What's a Lyrical Essay? A Review of Elisa Gabbert's The Word Pretty
GD Dess reviews Elisa Gabbert's latest collection of writing, The Word Pretty, and considers the lyrical essay's recent abundance. At Los Angeles Review of Books, Dess writes: "The lyrical essay has proliferated in recent years. Its antecedents can be traced back to 1966 when Truman Capote, author of In Cold Blood (1965), introduced the idea of the 'nonfiction novel' in an interview with George Plimpton for The New York Times. Over the years, the burgeoning genre of creative nonfiction, as well as the increased publication of personal essays, led to the development of what has come to be called the lyrical essay." More:
An influential definition of the form, by John D’Agata and Deborah Tall, was published in the Seneca Review in 1997:
The lyric essay partakes of the poem in its density and shapeliness, its distillation of ideas and musicality of language. It partakes of the essay in its weight, in its overt desire to engage with facts, melding its allegiance to the actual with its passion for imaginative form.

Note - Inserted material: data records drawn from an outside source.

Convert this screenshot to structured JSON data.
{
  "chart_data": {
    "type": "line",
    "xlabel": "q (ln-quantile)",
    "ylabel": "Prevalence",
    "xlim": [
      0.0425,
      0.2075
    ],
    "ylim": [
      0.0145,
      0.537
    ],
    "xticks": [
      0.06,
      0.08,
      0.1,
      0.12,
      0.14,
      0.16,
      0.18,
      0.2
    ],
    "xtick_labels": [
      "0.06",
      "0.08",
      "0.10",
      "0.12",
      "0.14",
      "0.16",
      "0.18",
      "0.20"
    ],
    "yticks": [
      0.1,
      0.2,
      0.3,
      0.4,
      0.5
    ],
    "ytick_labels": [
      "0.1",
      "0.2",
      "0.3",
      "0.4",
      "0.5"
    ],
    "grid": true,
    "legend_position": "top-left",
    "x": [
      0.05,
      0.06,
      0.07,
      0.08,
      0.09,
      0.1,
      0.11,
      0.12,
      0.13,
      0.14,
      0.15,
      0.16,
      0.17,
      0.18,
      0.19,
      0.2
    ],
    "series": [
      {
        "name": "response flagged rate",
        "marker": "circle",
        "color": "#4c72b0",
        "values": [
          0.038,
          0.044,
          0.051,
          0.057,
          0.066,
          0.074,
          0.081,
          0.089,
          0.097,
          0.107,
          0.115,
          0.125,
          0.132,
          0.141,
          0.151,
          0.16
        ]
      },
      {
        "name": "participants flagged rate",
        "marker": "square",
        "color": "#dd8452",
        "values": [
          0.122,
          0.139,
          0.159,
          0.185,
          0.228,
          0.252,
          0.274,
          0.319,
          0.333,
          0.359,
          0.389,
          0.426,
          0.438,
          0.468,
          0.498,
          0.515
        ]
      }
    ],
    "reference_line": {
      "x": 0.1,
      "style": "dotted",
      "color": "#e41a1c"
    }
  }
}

Lyrical essays are often viewed as being closer to stream of consciousness or koan-like riddles than traditional essays. They are notably difficult to critique because of their association with poetry and the poetic license they claim as their due. When D’Agata and Tall wrote that the lyrical essay “partakes of the essay in its weight,” they were pointing to the ways it draws from our common understanding of what an essay is. While a precise definition of “essay” has remained elusive, readers can generally agree that the genre typically presents an author’s thinking about a particular subject; it involves an examination of a topic in the form of an argument. Arguments consist of premises leading to a conclusion. Like a concerto, then, essays generally adhere to a logical form.

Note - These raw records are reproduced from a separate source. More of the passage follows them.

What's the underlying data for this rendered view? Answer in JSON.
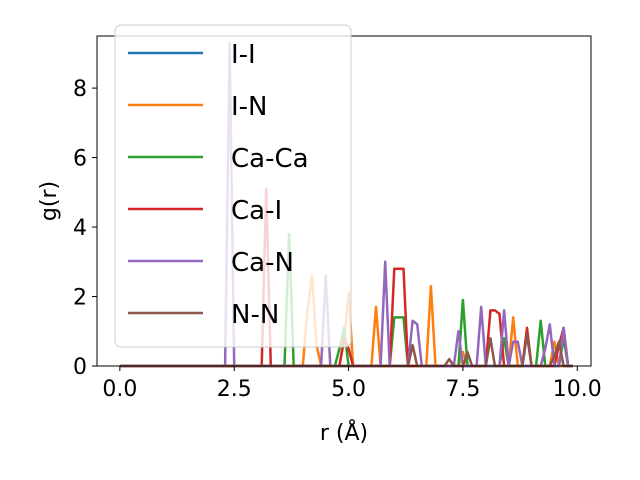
{
  "chart_data": {
    "type": "line",
    "xlabel": "r (Å)",
    "ylabel": "g(r)",
    "xlim": [
      -0.5,
      10.3
    ],
    "ylim": [
      0,
      9.5
    ],
    "xticks": [
      0.0,
      2.5,
      5.0,
      7.5,
      10.0
    ],
    "xtick_labels": [
      "0.0",
      "2.5",
      "5.0",
      "7.5",
      "10.0"
    ],
    "yticks": [
      0,
      2,
      4,
      6,
      8
    ],
    "ytick_labels": [
      "0",
      "2",
      "4",
      "6",
      "8"
    ],
    "grid": false,
    "legend_position": "upper-left",
    "series": [
      {
        "name": "I-I",
        "color": "#1f77b4",
        "x": [
          0.0,
          9.9
        ],
        "y": [
          0.0,
          0.0
        ]
      },
      {
        "name": "I-N",
        "color": "#ff7f0e",
        "x": [
          0.0,
          3.9,
          4.0,
          4.1,
          4.2,
          4.3,
          4.4,
          4.8,
          4.9,
          5.0,
          5.1,
          5.5,
          5.6,
          5.7,
          6.6,
          6.7,
          6.8,
          6.9,
          7.4,
          7.5,
          7.6,
          8.5,
          8.6,
          8.7,
          9.4,
          9.5,
          9.6,
          9.9
        ],
        "y": [
          0.0,
          0.0,
          0.0,
          1.6,
          2.6,
          0.6,
          0.0,
          0.0,
          0.7,
          2.1,
          0.0,
          0.0,
          1.7,
          0.0,
          0.0,
          0.0,
          2.3,
          0.0,
          0.0,
          0.4,
          0.0,
          0.0,
          1.4,
          0.0,
          0.0,
          0.7,
          0.0,
          0.0
        ]
      },
      {
        "name": "Ca-Ca",
        "color": "#2ca02c",
        "x": [
          0.0,
          3.6,
          3.7,
          3.8,
          4.7,
          4.8,
          4.9,
          5.0,
          5.9,
          6.0,
          6.1,
          6.2,
          6.3,
          7.4,
          7.5,
          7.6,
          8.3,
          8.4,
          8.5,
          8.6,
          9.1,
          9.2,
          9.3,
          9.6,
          9.7,
          9.8,
          9.9
        ],
        "y": [
          0.0,
          0.0,
          3.8,
          0.0,
          0.0,
          0.5,
          1.1,
          0.0,
          0.0,
          1.4,
          1.4,
          1.4,
          0.0,
          0.0,
          1.9,
          0.0,
          0.0,
          0.8,
          0.0,
          0.0,
          0.0,
          1.3,
          0.0,
          0.0,
          0.8,
          0.0,
          0.0
        ]
      },
      {
        "name": "Ca-I",
        "color": "#d62728",
        "x": [
          0.0,
          3.1,
          3.2,
          3.3,
          4.8,
          4.9,
          5.0,
          5.1,
          5.9,
          6.0,
          6.1,
          6.2,
          6.3,
          6.4,
          7.9,
          8.0,
          8.1,
          8.2,
          8.3,
          8.4,
          8.8,
          8.9,
          9.0,
          9.5,
          9.6,
          9.7,
          9.8,
          9.9
        ],
        "y": [
          0.0,
          0.0,
          5.1,
          0.0,
          0.0,
          0.8,
          0.5,
          0.0,
          0.0,
          2.8,
          2.8,
          2.8,
          0.0,
          0.0,
          0.0,
          0.0,
          1.6,
          1.6,
          1.5,
          0.0,
          0.0,
          1.1,
          0.0,
          0.0,
          0.6,
          1.1,
          0.0,
          0.0
        ]
      },
      {
        "name": "Ca-N",
        "color": "#9467bd",
        "x": [
          0.0,
          2.3,
          2.4,
          2.5,
          4.4,
          4.5,
          4.6,
          5.7,
          5.8,
          5.9,
          6.3,
          6.4,
          6.5,
          6.6,
          7.3,
          7.4,
          7.5,
          7.8,
          7.9,
          8.0,
          8.3,
          8.4,
          8.5,
          8.6,
          8.7,
          8.8,
          9.2,
          9.3,
          9.4,
          9.5,
          9.6,
          9.7,
          9.8,
          9.9
        ],
        "y": [
          0.0,
          0.0,
          9.3,
          0.0,
          0.0,
          2.6,
          0.0,
          0.0,
          3.0,
          0.0,
          0.0,
          1.3,
          1.2,
          0.0,
          0.0,
          1.0,
          0.0,
          0.0,
          1.7,
          0.0,
          0.0,
          1.6,
          0.0,
          0.7,
          0.7,
          0.0,
          0.0,
          0.5,
          1.2,
          0.0,
          0.0,
          1.1,
          0.0,
          0.0
        ]
      },
      {
        "name": "N-N",
        "color": "#8c564b",
        "x": [
          0.0,
          6.3,
          6.4,
          6.5,
          7.1,
          7.2,
          7.3,
          7.5,
          7.6,
          7.7,
          8.0,
          8.1,
          8.2,
          8.3,
          8.8,
          8.9,
          9.0,
          9.4,
          9.5,
          9.6,
          9.7,
          9.8,
          9.9
        ],
        "y": [
          0.0,
          0.0,
          0.6,
          0.0,
          0.0,
          0.2,
          0.0,
          0.0,
          0.4,
          0.0,
          0.0,
          0.8,
          0.0,
          0.0,
          0.0,
          0.9,
          0.0,
          0.0,
          0.3,
          0.7,
          0.0,
          0.0,
          0.0
        ]
      }
    ]
  }
}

But lyrical essays are more like jazz than a concerto. The idea that lyrical essays are more poetic than logical has allowed authors to play fast and loose with the truth, as D’Agata did in his 2010 essay “What Happens There,” in which he reported on the suicide of Levi Presley in Las Vegas. The essay was rejected by Harper’s because of factual inaccuracies but was eventually published in The Believer. The ongoing dialogue between D’Agata and the fact-checker Jim Fingal morphed into the book The Lifespan of a Fact (2012), in which they debated the liminal space between fact-based truth and art.
Dess goes on to sharply critique Gabbert's collection. In possibly his most generous moment, Dess writes:
When Gabbert is simply connecting thoughts or images, her chatty tone — which, unfortunately, descends into snark all too often — is easy to digest. There are many statements that raise an eyebrow, but you’re likely to grant them a pass in order to keep reading. As there is no formal argument in this style of writing, you just float along the narrative stream. But when Gabbert moves into the more treacherous waters of analysis, she encounters difficulty and following her becomes problematic.